Winston Haaswijk

SAT-Based Exact Multi-Level Logic Synthesis


Winston Jason HaaswijkPhD student, EPFL-IC-LSI

Mathias SoekenPost-doc, EPFL-IC-LSI 

Giovanni De Micheli, Professor, EPFL-IC-LSI


Electronic systems are ubiquitous, and their presence in the world is only increasing. Moreover, there is a trend towards increasing design complexity across multiple levels of abstraction For example, on the device level, novel technologies must make efficient use of novel logic primitives, while accounting for complex constraints such as fanout or depth restrictions. On the architectural level, there has been a trend towards complex system on a chip (SoC) designs. To ensure the continued progress of Moore’s law, researchers must find new ways of dealing with this increased complexity.


In recent years, there has been a lot of progress in the development of so-called SAT solvers. These are programs which specialize in solving SAT problems efficiently. Due to the NP-complete nature of SAT, fast solvers allow us to solve many problems in NP efficiently. Hence, as these solvers have become more powerful, interest in them has grown accordingly.

In the context of Electronic Design Automation (EDA), the main application of SAT has traditionally been in hardware verification and other formal tasks. We use SAT solvers as a basis for the development of new exact synthesis algorithms. Such algorithms can be guaranteed meet specifications exactly, or to prove that specifications cannot be realized (a guarantee which most heuristic algorithms do not provide). They can be used to synthesize optimum circuits, which can be applied to circuit optimization. Moreover, using SAT we can support the complex logic primitives and constraints that are imposed by novel nanotechnologies. Our goal is to analyze and extend existing algorithms, in order to push the boundaries of what is achievable with SAT-based synthesis methods.

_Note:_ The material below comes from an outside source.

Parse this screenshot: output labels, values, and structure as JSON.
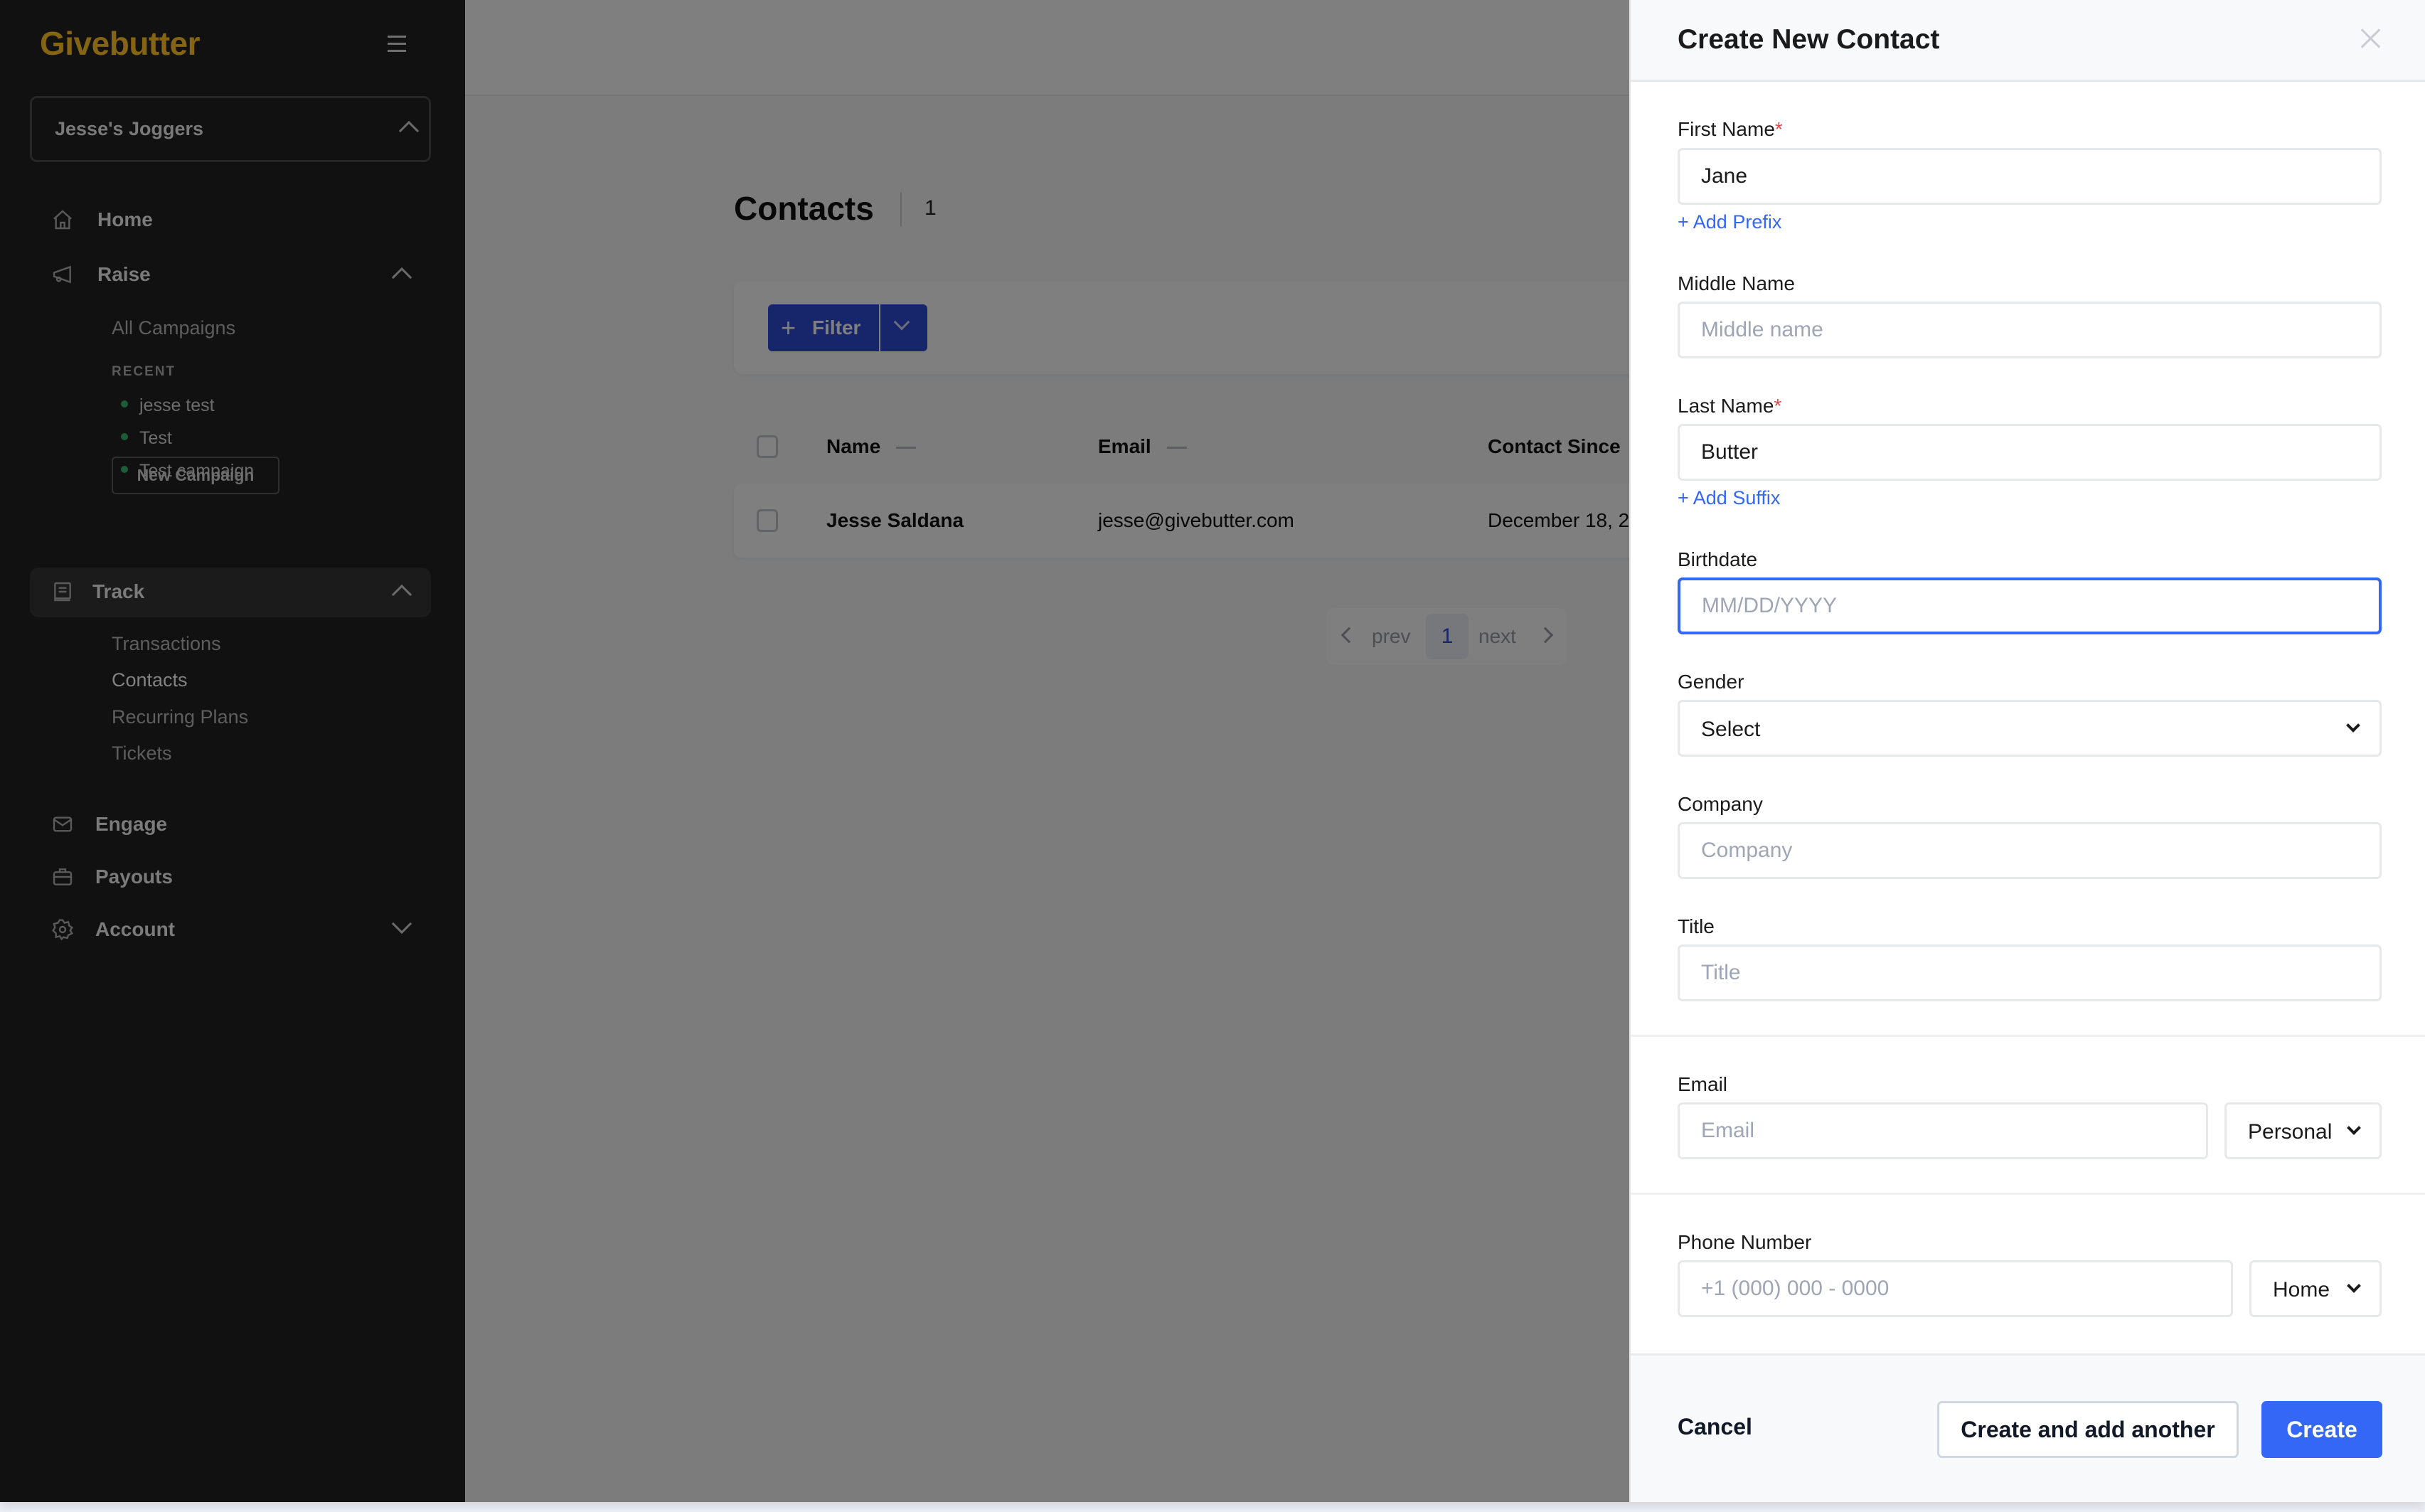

Optimum symmetric circuits
Optimum symmetric circuits found by an exact synthesis algorithm. Source: Donald Knuth, The Art of Computer Programming, Volume 4A.

We have recently introduced novel algorithms which take advantage of domain-specific graph topology information. By providing the SAT solver with additional constraints based on DAG topologies, we limit its search space. This reduced search space can then speed up the synthesis process. We believe this approach also lends itself to the development of parallel synthesis algorithms.

Topology families are a flexible method for developing efficient synthesis algorithms. Source: Haaswijk et al., SAT Based Exact Synthesis using DAG Topology Families, DAC’18.


  • Analysis of SAT-based exact synthesis algorithms.
  • Design of improved and more general algorithms.
  • The application of exact synthesis in various EDA applications.